Hello I have received shipment of my epia flash. Although my flash came with an SST chip. www.badflash.com sent me a Windbond chip. I was a little worried, but after using flash_rom to extract the original bios. I proceeded to flash this new chip. It all worked. I rebooted and everything is as it should be. It is unfortunate that I had to pay $10 to find this out, since I have 10 of those chips here for another project. The chip sent is W29C020CP90B. So as to let others know, you can use those in replacement of the original BIOS chip on the EPIA-800. I would suspect that the EPIA-500 and such would also work, but well can't guarantee it.
Now on to flashing linuxBIOS to these chips... How exciting... I wonder though if it is prudent to do this at 1am...;) oh well.

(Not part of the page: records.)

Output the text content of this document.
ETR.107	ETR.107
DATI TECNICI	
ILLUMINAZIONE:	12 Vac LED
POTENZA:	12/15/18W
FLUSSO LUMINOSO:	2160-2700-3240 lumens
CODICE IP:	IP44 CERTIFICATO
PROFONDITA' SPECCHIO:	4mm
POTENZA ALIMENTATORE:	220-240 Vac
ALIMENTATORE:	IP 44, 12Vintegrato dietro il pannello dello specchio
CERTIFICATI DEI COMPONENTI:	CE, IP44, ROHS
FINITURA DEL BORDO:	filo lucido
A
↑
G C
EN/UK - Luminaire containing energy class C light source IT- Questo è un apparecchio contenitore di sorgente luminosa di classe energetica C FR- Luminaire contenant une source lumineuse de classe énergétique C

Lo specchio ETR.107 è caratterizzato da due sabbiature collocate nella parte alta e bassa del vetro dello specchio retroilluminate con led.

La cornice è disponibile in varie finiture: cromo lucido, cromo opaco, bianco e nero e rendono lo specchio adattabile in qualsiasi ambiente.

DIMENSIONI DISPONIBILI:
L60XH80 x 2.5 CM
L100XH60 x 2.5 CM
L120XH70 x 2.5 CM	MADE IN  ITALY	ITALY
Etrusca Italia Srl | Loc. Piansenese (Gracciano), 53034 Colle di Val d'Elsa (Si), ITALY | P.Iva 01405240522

At 01:06 18.09.2003 -0600, you wrote:
Hi Nathanael!
the original bios. I proceeded to flash this new chip. It all worked. I rebooted and everything is as it should be. It is unfortunate that I had to pay $10 to find this out, since I have 10 of those chips here for another project. The chip sent is W29C020CP90B. So as to let others know, you can use those in replacement of the original BIOS chip on the EPIA-800. I would suspect that the EPIA-500 and such would also work, but well can't guarantee it.
Of course you can use FlashROMs other than the 39SF020A for all EPIA boards. I installed an AMD AM29F040B-55JI in an EPIA5000 and everything is working great! Just download the datasheet of your chip and compare the pinout/voltages with the pinout/voltages of the original FlashROM. If all signals and the access time are the same (or better/faster), you can use it.
BUT: It's possible, that the original EPIA flashwriter software (running under DOS or Windows) is only capable of writing the 39sf020a chips, because they didn't implement other FlashROM programming algorithms. The flashwriter which is included in the Linuxbios package is capable of programming (nearly) all FlashROMs.